Neil Postman, "Technopoly":

“Adolf Eichmann becomes the basic model and metaphor for a bureaucrat in the age of Technopoly. When faced with the charge of crimes against humanity, he argued that he had no part in the formulation of Nazi political or sociological theory; he dealt only with the technical problems of moving vast numbers of people from one place to another. Why they were being moved and, especially, what would happen to them when they arrived at their destination were not relevant to his job. Although the jobs of bureaucrats in today's Technopoly have results far less horrific, Eichmann's answer is probably given five thousand times a day in America alone: I have no responsibility for the human consequences of my decisions. I am only responsible for the efficiency of my part of the bureaucracy, which must be maintained at all costs.”

[1]:https://plsonline.eku.edu/sites/plsonline.eku.edu/files/the-...

I think most people don't appreciate that a non-negligible amount of police officers are simply interested in the opportunity to exert violence, and even to kill. The same mindset is observable in homeowners/storeowners with fantasies about defending their property/family from an intruder (exactly where they land on the conversational spectrum between "defend from" and "kill" depends both on their own morality and on the present company). This mindset is expressed even more openly in the military, which makes sense.

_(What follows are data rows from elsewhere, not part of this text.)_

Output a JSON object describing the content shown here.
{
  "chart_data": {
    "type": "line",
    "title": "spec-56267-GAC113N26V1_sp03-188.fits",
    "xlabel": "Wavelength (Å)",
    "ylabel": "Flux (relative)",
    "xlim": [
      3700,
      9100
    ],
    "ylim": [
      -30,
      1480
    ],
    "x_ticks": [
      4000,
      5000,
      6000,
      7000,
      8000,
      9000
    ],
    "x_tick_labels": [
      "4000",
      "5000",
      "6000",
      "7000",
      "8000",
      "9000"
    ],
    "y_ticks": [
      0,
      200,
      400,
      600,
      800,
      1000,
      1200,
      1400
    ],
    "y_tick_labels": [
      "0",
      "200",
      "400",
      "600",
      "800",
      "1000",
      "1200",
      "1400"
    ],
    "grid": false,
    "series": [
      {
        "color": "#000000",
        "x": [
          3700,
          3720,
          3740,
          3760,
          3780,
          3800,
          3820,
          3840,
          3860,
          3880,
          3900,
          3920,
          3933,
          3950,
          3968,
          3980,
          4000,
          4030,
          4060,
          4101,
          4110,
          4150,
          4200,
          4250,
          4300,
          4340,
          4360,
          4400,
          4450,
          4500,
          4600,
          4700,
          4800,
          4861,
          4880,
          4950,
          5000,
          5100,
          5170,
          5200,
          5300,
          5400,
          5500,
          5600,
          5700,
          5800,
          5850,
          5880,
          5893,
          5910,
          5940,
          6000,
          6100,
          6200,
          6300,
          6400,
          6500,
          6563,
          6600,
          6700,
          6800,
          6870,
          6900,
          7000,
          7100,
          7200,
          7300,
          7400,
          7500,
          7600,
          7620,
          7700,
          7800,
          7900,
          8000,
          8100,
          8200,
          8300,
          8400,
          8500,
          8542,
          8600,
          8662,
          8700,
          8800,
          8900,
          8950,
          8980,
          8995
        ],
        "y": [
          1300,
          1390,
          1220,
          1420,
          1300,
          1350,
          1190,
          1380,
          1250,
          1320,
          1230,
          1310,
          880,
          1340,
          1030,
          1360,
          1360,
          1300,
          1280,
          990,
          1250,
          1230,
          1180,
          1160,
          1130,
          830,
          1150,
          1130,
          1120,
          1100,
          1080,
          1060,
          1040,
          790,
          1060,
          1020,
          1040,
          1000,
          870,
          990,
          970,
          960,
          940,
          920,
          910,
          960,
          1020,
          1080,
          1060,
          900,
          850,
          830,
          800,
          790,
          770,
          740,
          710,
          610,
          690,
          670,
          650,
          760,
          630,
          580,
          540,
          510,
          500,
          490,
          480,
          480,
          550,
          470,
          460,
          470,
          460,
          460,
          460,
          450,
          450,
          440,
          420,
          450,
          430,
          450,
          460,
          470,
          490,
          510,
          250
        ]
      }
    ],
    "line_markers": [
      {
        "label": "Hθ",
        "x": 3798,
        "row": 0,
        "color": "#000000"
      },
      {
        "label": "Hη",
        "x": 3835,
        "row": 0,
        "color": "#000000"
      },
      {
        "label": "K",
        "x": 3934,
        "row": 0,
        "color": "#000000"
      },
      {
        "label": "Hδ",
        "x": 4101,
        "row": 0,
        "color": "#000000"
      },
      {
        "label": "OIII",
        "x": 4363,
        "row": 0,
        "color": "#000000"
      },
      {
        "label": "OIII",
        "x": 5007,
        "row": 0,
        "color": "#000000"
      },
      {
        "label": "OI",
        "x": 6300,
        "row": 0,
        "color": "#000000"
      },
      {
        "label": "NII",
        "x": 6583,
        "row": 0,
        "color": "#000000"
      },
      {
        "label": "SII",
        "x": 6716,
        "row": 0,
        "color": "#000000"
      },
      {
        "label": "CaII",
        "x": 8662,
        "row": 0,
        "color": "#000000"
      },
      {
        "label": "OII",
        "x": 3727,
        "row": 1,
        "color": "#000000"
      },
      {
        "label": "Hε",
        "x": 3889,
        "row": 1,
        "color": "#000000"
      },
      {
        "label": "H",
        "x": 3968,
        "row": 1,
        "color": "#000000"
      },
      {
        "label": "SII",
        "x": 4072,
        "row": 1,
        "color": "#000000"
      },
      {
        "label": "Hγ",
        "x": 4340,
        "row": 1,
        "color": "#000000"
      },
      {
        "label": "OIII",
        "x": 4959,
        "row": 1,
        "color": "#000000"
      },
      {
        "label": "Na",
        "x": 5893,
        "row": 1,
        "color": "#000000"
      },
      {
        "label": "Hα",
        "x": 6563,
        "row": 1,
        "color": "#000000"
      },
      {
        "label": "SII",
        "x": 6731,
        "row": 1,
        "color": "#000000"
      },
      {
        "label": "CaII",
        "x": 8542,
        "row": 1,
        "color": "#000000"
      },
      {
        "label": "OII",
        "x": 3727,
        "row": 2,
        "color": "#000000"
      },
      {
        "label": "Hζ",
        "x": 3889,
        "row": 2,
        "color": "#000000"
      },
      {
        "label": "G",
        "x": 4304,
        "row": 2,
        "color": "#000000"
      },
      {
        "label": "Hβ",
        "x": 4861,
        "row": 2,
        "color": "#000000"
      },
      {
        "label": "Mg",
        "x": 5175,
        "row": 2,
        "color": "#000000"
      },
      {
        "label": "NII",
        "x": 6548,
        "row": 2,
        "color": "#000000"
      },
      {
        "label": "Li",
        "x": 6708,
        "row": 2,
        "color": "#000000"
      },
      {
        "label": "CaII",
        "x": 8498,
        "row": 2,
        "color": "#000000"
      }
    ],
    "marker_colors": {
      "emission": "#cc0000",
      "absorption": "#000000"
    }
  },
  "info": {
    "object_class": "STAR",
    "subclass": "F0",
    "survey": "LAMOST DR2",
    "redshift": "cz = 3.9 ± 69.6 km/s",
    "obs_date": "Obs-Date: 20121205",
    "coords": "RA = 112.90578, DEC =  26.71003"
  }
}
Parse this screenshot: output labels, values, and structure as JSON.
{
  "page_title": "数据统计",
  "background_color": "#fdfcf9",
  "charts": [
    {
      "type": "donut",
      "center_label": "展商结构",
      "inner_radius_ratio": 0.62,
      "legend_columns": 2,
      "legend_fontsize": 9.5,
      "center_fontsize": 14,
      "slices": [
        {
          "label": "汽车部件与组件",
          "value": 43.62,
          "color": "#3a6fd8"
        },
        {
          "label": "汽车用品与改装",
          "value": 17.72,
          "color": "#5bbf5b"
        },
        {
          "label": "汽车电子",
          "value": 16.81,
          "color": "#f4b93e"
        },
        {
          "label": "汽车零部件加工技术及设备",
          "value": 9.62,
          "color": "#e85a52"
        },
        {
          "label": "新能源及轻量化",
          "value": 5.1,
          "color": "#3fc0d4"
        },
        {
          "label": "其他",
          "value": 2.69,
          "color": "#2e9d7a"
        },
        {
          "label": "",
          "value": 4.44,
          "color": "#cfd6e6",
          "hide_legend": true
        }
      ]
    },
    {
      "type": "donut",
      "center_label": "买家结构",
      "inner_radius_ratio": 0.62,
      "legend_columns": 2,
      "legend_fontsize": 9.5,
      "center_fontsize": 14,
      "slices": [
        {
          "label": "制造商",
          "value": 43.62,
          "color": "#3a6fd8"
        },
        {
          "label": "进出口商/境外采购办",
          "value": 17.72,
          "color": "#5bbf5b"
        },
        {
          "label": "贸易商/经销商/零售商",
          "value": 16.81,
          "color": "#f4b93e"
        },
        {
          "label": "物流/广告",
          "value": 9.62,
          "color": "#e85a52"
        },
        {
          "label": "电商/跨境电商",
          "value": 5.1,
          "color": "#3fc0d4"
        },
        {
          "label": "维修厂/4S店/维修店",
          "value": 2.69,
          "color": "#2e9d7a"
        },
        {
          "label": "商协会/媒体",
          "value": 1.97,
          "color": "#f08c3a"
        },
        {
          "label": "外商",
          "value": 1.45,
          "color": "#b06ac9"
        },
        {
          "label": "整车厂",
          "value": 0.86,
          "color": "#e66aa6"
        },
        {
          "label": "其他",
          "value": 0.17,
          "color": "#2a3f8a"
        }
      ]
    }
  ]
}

If even 1% of police officers have this mindset, that's a spectacular failure of civilized society. In apparent probability, it's somewhere north of 1%. But how small could we realistically get this number via policy (assuming a magical ability to measure it)? It might be so ingrained in present society and/or human nature, and so hard to test for, that we can't eliminate or even satisfactorily minimize it. I hope eventually we take meaningful steps toward the one realistic thing we can attempt: Mercilessly removing such officers from the force when they do make their morality/incompetence clear. Unfortunately, to do this, we would need to somehow work around the despicable protection such officers are granted by their own, and by voters, which is complicated by consisting partly of genuine support for an incredibly difficult and critical job, and partly by unspoken (and sometimes spoken) support for oppression and violence.